Montreal truck driver’s killer awaits sentencing

by Mike King

MONTREAL, Que. – A central Pennsylvania man is to be sentenced this month after being convicted of third-degree murder in the senseless shooting death last year of Canadian trucker Neil Martin Tattersall.

Lance Richard Ossman was found guilty Sept. 27 by a Schuykill County jury that also determined the 37-year-old Tower City, PA, resident is mentally ill.

County Judge Charles M. Miller ordered Ossman be sent to a state prison diagnostic center for up to 60 days to undergo a psychiatric examination before being handed his sentence Nov. 23.

A.J. Serina, the assistant district attorney who prosecuted the case with fellow assistant district attorney James Caravan, suggested Ossman could get up to 40 years behind bars in a mental-health facility within Pennsylvania’s prison system.

The jurors deliberated 11 hours over two days before rendering their decision following the five-day trial.

“It’s still excruciatingly painful,” Tattersall’s widow, Assineth (Anita) Gavrielatos, told Truck News on her return home to the Montreal burrough of Ile Bizard after attending the trial at which she was a witness for the prosecution.

Although she found “some relief” in Ossman’s conviction, Gavrielatos said she still wasn’t ready to talk about her husband’s slaying and the subsequent court case.

Gavrielatos, who was secretary of G.T.X. Auto Transport Inc. that Tattersall founded in 1997, testified she last spoke with him in a telephone call while he was travelling south on Interstate 84 in Pike County, PA, around 11:30 p.m. April 20, 2004 – three days before his 55th birthday.

Tattersall, whose company specialized in hauling luxury vehicles between Canada and the U.S., was on his way to pick up a load of cars in Florida.

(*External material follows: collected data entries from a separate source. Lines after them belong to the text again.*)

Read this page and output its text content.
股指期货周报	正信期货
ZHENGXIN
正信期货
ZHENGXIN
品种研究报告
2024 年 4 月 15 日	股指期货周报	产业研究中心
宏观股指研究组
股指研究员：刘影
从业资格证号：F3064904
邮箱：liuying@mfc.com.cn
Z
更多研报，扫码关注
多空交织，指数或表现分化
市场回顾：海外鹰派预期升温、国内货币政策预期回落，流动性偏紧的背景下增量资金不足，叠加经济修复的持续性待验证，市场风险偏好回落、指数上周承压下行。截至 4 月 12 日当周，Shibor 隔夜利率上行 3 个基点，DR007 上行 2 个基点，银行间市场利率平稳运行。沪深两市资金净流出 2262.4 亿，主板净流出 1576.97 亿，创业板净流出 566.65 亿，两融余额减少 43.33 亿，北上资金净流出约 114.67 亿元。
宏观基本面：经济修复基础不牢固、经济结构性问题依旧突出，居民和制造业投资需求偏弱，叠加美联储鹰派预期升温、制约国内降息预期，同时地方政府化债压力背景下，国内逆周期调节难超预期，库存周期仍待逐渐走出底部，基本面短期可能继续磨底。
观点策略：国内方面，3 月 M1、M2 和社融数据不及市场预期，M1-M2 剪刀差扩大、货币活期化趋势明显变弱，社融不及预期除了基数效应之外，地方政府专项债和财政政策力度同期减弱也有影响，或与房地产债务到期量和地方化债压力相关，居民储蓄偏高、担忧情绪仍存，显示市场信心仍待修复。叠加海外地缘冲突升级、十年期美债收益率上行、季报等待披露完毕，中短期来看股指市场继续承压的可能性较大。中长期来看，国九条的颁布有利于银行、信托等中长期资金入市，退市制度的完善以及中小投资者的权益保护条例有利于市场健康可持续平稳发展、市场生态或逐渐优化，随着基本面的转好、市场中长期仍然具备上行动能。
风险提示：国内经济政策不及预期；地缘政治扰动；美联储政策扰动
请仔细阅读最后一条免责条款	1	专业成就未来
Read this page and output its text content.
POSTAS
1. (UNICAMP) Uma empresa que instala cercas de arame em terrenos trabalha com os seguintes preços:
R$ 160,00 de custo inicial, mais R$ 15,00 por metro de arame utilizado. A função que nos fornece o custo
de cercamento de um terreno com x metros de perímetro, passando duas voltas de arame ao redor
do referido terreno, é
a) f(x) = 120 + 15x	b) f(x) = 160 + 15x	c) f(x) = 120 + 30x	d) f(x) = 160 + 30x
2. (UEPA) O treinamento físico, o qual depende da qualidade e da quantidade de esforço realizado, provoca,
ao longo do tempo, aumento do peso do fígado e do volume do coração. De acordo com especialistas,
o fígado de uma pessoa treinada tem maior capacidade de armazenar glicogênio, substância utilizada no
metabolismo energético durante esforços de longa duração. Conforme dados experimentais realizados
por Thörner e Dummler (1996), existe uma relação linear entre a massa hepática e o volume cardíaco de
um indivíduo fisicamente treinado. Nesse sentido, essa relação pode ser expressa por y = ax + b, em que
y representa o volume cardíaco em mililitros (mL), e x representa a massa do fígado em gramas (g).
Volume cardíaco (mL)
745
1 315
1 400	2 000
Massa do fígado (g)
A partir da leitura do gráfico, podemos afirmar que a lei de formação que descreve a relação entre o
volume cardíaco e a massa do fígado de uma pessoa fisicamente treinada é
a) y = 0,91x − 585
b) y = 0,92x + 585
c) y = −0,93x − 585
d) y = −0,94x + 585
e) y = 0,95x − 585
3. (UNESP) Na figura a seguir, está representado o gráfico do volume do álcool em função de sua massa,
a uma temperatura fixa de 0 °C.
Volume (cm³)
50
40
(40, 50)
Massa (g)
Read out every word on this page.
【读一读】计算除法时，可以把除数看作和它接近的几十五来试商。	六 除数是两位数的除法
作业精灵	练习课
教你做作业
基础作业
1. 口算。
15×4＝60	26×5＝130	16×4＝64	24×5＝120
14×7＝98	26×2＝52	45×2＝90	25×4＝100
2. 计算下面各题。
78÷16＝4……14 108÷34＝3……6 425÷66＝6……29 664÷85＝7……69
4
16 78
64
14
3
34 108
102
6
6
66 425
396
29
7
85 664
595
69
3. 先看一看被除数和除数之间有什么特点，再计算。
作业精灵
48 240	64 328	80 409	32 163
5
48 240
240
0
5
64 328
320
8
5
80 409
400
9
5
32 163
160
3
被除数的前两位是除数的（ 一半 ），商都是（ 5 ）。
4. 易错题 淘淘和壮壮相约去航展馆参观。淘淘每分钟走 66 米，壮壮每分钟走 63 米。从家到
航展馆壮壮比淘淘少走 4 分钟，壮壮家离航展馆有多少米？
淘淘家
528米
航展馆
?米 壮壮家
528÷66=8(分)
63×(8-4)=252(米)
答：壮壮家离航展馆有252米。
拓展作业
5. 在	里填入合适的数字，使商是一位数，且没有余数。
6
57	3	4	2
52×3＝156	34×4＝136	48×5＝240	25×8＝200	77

Mere hours after their conversation, he was gunned down in a hail of bullets in his Freightliner at a pull-off area along Interstate 81 in nearby Schuykill County.

A passing trucker called 911 at 6:30 a.m. Apr. 21 to report that a tractor-trailer with its windows smashed was parked on the pull-off.

About an hour later and less than 16 kilometres north of the scene, state trooper Michael Gownley pulled his cruiser over to assist a driver (Ossman) with a flat tire.

Gownley testified the driver’s hands and clothes were bloody and that he told the policeman he could fix the shredded tire with a “big knife” he had in the car.

But when Gownley noticed a rifle in the vehicle, he called for backup. Police recovered seven guns, assorted knives, including a sword and machetes, as well as a stun gun and stun baton.

Officers discovered Tattersall’s bullet-ridden body while checking the report about the truck with the smashed windows about 10 a.m.

After matching the bloody trucking company jacket Ossman was wearing with the logo on Tattersall’s truck, he was arrested.

County pathologist Richard Bindie took the stand to say Tattersall was shot 11 times from all directions, at least three fired at close range.

Bindie added that any of three particular wounds – to his upper eyelid, chin and left side – were enough to kill Tattersall. He was also shot in the heart and neck.

Five bullets recovered from his body were fired from a .32-caliber semi-automatic pistol that was found in Ossman’s car along with a towel stained with blood that matched both men.

Larry Rotenberg, a psychiatrist testifying for the defence, told the court that Ossman “had a particular sensitivity to people coming up behind him. He (believed) he had to do something cataclysmic to save himself.”

Although he never directly admitted to killing Tattersall, Ossman expressed feelings of guilt and claimed he was possessed by a demon when he reacted to the trucker allegedly tail-gaiting him that day.

Ossman has been diagnosed as bipolar and was honorably discharged from the U.S. Army in 1987 on the basis of the mental illness.

An online Internet poll conducted on a U.S. Web site found nearly 47 per cent of respondents (38 of 81) thought Ossman deserves the death penalty: no questions asked.

Another 12 per cent voted on a sentence of 100 years or life imprisonment while an almost equal number indicated the “idiot” should kill himself and save the taxpayers.

In an ironic twist of fate, another Quebec trucker lost his life in Schuykill County on the same day of Ossman’s conviction.

Pierre-Luc D’Amours of Saint-Anaclet-de-Lessard in the lower St. Lawrence region was killed when several tractor-trailers and passenger cars collided on the northbound lanes of Interstate 81 near Pine Grove, PA, the morning of Sept. 27.

The county coroner said the 24-year-old driver for Fidle Tremblay Inc. of Saint-Luce, Que., was killed when his load of steel I-beams shifted then punched into the tractor and pinned him inside the cabin.

“It intruded into the passenger compartment six feet,” coroner David J. Dutcavich reported. “He was crushed between the seat and steering wheel.”